Caruso'yu belki bir düzine daha şarkı takip etti. Tesadüf eseri karşılaştığım bu büyük adamın, sanki onu ilgilendiren tek şeymişim gibi yaptığımıza kendini kaptırması karşısında hissettiğim ürkekliği üzerimden atamıyordum. En sonunda mırıldanarak tekrarlamamı istediği sözsüz müzik çalmaya başladık. Yüksek bir notaya eriştiğim zaman, sanki ulaşamayacağım bir şeye beni ulaştırmak istercesine Einstein'in ağzı açılıyor, başı arkaya doğru gidiyordu. Anlaşılan oldukça başarılı olmuşum ki, birdenbire pikabı kapattı; koluma girerek, "Haydi bakalım delikanlı, Bach için hazırız" dedi.

Salondaki yerlerimize döndüğümüz zaman, müzisyenler yeni bir seleksiyonun hazırlığını yapıyorlardı. Einstein güldü ve cesaret verircesine dizime vurdu. "Sadece dinle" diye fısıldadı; "Hepsi bu kadar."

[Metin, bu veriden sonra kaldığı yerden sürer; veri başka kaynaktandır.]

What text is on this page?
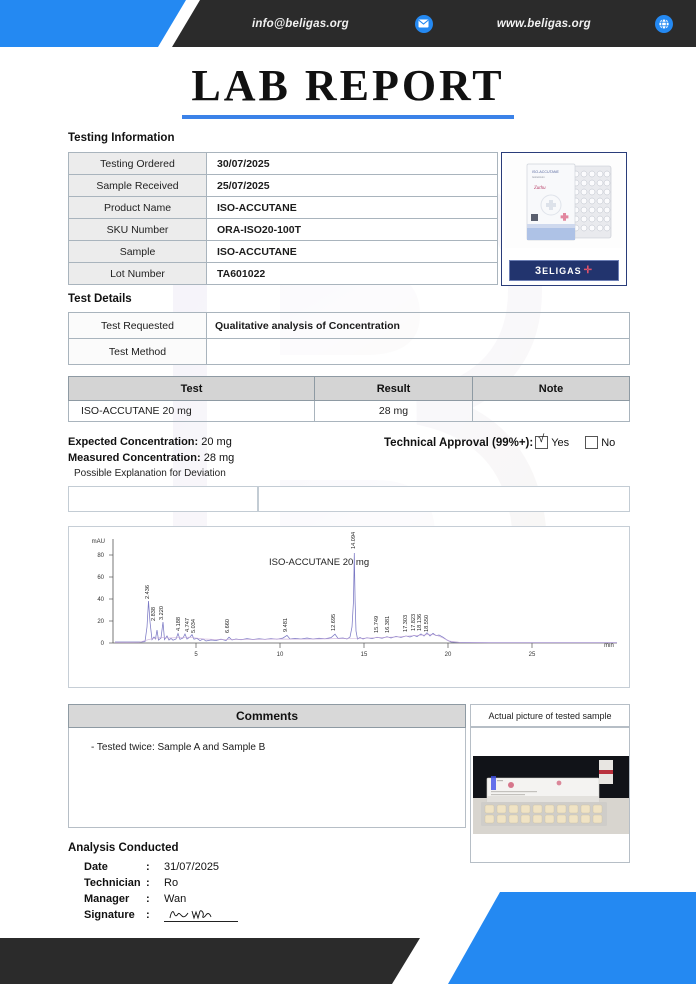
info@beligas.org	www.beligas.org
LAB REPORT
Testing Information
Testing Ordered	30/07/2025
Sample Received	25/07/2025
Product Name	ISO-ACCUTANE
SKU Number	ORA-ISO20-100T
Sample	ISO-ACCUTANE
Lot Number	TA601022
ISO-ACCUTANE
Isotretinoin
Zuthu
3 ELIGAS ✛
Test Details
Test Requested	Qualitative analysis of Concentration
Test Method	
Test	Result	Note
ISO-ACCUTANE 20 mg	28 mg	
Expected Concentration: 20 mg
Measured Concentration: 28 mg
Possible Explanation for Deviation
Technical Approval (99%+): √ Yes	No
ISO-ACCUTANE 20 mg
0
20
40
60
80
mAU
5	10	15	20	25
min
2.436
2.838 3.220
4.188 4.747 5.034	6.660	9.481	12.695
14.094
15.749 16.381 17.303 17.823 18.136 18.550
Comments
- Tested twice: Sample A and Sample B
Actual picture of tested sample
Analysis Conducted
Date	:	31/07/2025
Technician	:	Ro
Manager	:	Wan
Signature	:	
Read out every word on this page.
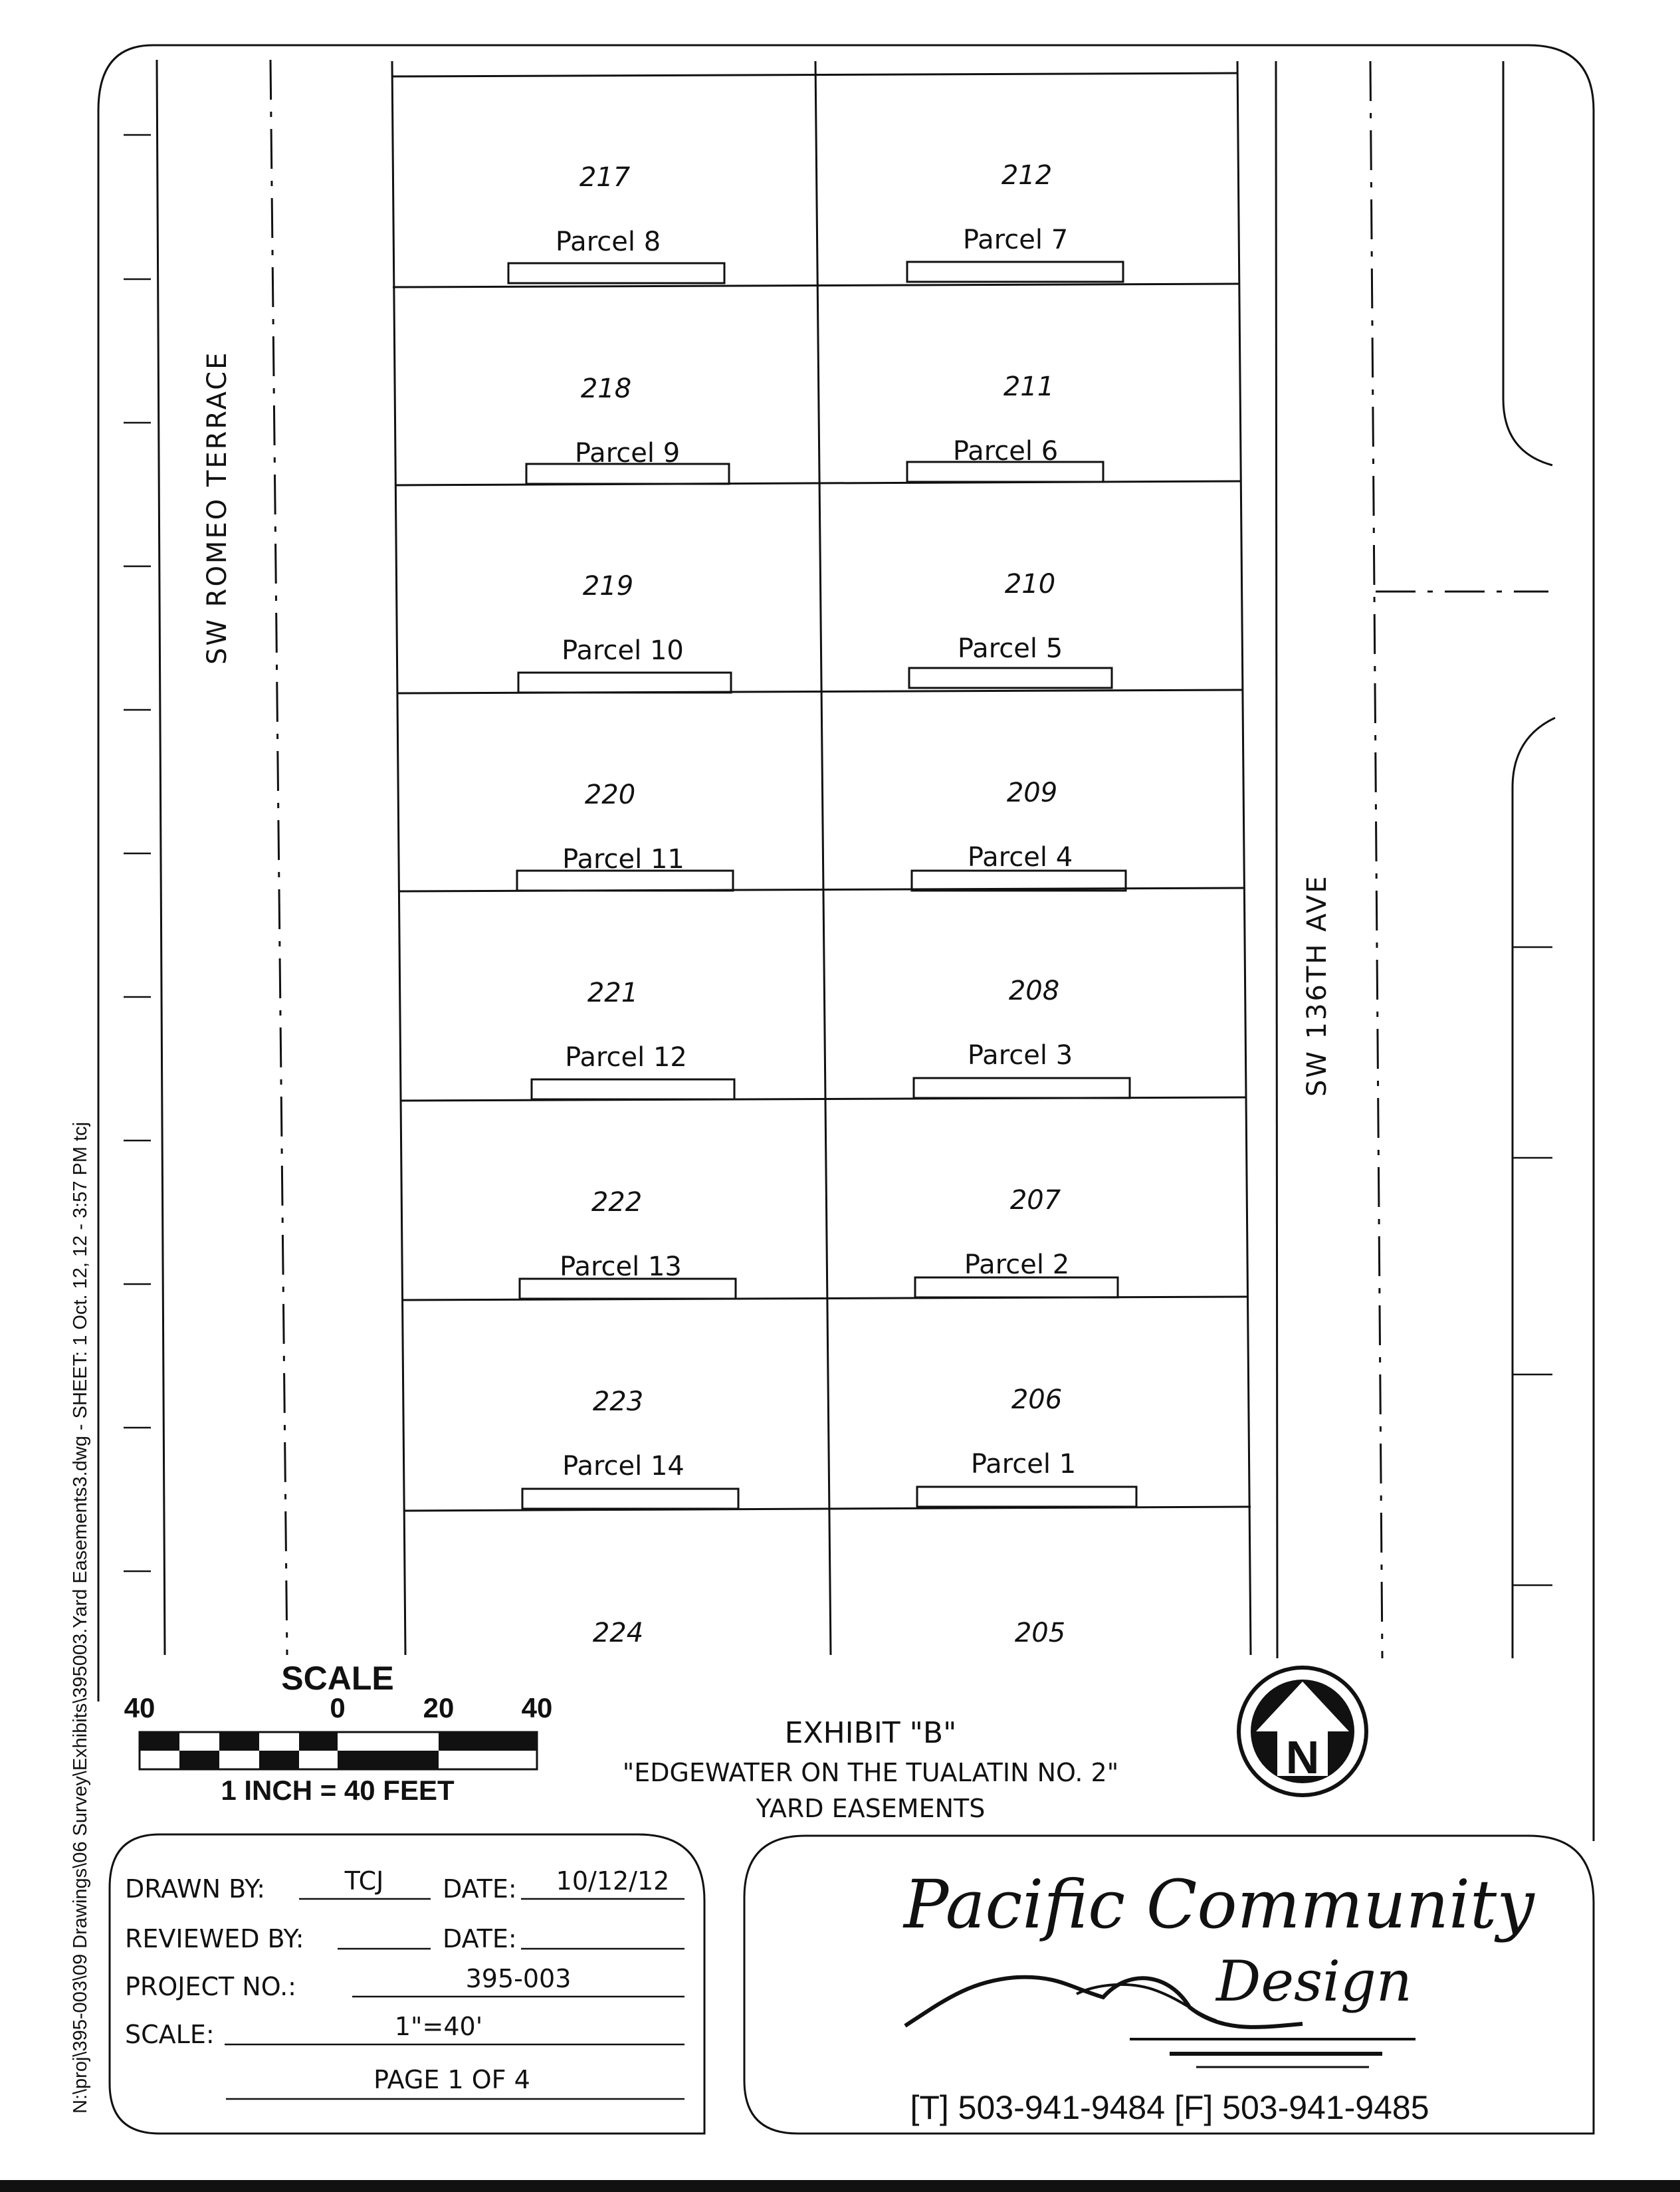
N:\proj\395-003\09 Drawings\06 Survey\Exhibits\395003.Yard Easements3.dwg - SHEET: 1 Oct. 12, 12 - 3:57 PM tcj
SW ROMEO TERRACE
217
Parcel 8
212
Parcel 7
218
Parcel 9
211
Parcel 6
219
Parcel 10
210
Parcel 5
220
Parcel 11
209
Parcel 4
221
Parcel 12
208
Parcel 3
222
Parcel 13
207
Parcel 2
223
Parcel 14
206
Parcel 1
224	205
SW 136TH AVE
SCALE
40	0	20 40
1 INCH = 40 FEET
EXHIBIT "B"
"EDGEWATER ON THE TUALATIN NO. 2"
YARD EASEMENTS
N
DRAWN BY:	TCJ DATE: 10/12/12
REVIEWED BY:	DATE:
PROJECT NO.:	395-003
SCALE:	1"=40'
PAGE 1 OF 4
Pacific Community
Design
[T] 503-941-9484 [F] 503-941-9485
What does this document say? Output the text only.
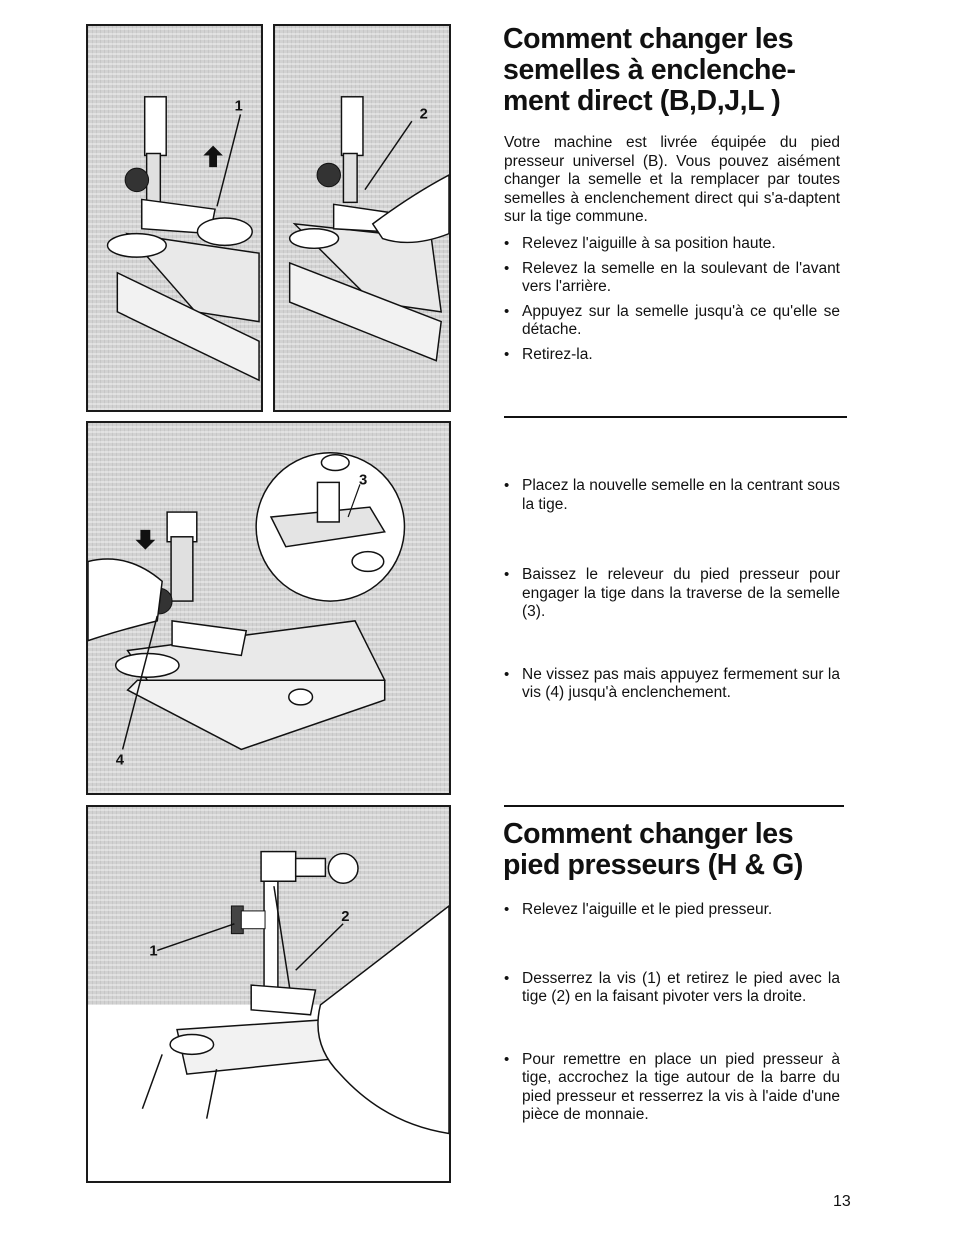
1	2
3
4
1
2
Comment changer les
semelles à enclenche-
ment direct (B,D,J,L )

Votre machine est livrée équipée du pied presseur universel (B). Vous pouvez aisément changer la semelle et la remplacer par toutes semelles à enclenchement direct qui s'a-daptent sur la tige commune.

• Relevez l'aiguille à sa position haute.
• Relevez la semelle en la soulevant de l'avant vers l'arrière.
• Appuyez sur la semelle jusqu'à ce qu'elle se détache.
• Retirez-la.
• Placez la nouvelle semelle en la centrant sous la tige.
• Baissez le releveur du pied presseur pour engager la tige dans la traverse de la semelle (3).
• Ne vissez pas mais appuyez fermement sur la vis (4) jusqu'à enclenchement.
Comment changer les
pied presseurs (H & G)
• Relevez l'aiguille et le pied presseur.
• Desserrez la vis (1) et retirez le pied avec la tige (2) en la faisant pivoter vers la droite.
• Pour remettre en place un pied presseur à tige, accrochez la tige autour de la barre du pied presseur et resserrez la vis à l'aide d'une pièce de monnaie.
13
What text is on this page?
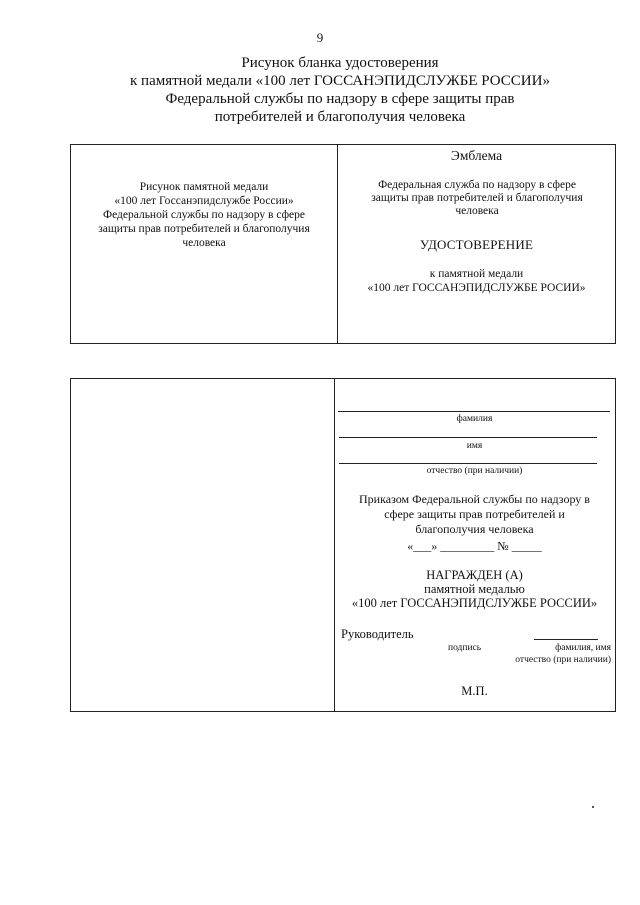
9
Рисунок бланка удостоверения
к памятной медали «100 лет ГОССАНЭПИДСЛУЖБЕ РОССИИ»
Федеральной службы по надзору в сфере защиты прав
потребителей и благополучия человека
Рисунок памятной медали
«100 лет Госсанэпидслужбе России»
Федеральной службы по надзору в сфере
защиты прав потребителей и благополучия
человека
Эмблема
Федеральная служба по надзору в сфере
защиты прав потребителей и благополучия
человека
УДОСТОВЕРЕНИЕ
к памятной медали
«100 лет ГОССАНЭПИДСЛУЖБЕ РОСИИ»
фамилия
имя
отчество (при наличии)
Приказом Федеральной службы по надзору в
сфере защиты прав потребителей и
благополучия человека
«___» _________ № _____
НАГРАЖДЕН (А)
памятной медалью
«100 лет ГОССАНЭПИДСЛУЖБЕ РОССИИ»
Руководитель
подпись	фамилия, имя
отчество (при наличии)
М.П.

Hepsi bu kadar değildi tabii. Tamamen yabancısı olduğu bir kimseye verdiği bu gayret olmasaydı, Bach'ın "Sheep May Safely Graze"ini o geceki gibi hayatımda hiçbir zaman dinleyemezdim. Bu eseri o zamandan beri pek çok kereler dinledim. Dinlemekten usanacağımı da hiç sanmıyorum, çünkü hiçbir zaman yalnız dinlemiyorum. Her seferinde, karmakarışık beyaz saçları, dişleri arasına sıkıştırılmış boş piposu, olağanüstü sıcaklığında dünyanın büyün güzelliklerini toplayan gözleri ile, küçük, şişman adamın yanında oturuyordum.

Konser bittiği zaman, içten alkışlarım diğerlerininkine katıldı. Tam o sırada ev sahibemiz yanıma gelerek, bana soğuk bir bakış fırlatıp "Çok üzgünüm Dr. Einstein" dedi, "Konserin çoğunu kaçırdınız."

Einstein ve ben hemen ayağa fırladık. Einstein, "Ben de üzgünüm" diye cevap verdi. Ancak buradaki genç arkadaşım ve ben insanoğlunun gösterebileceği en büyük çaba içindeydik." Ev sahibemiz şaşırmıştı. "Sahi mi? Nedir o?" diye sordu. Einstein gülümsedi ve kolunu omzuma doladı. Hiç olmazsa, ona sonsuz borcu olan bir kimse için örnek olacak şu sözleri söyledi: "Güzellik aleminin bir başka yönünü keşfetmek."

( O zamanlar genç olan bu delikanlının, Einstein'in ona dinlettiği şarkıları nasıl tasvir ettiğine dikkat.)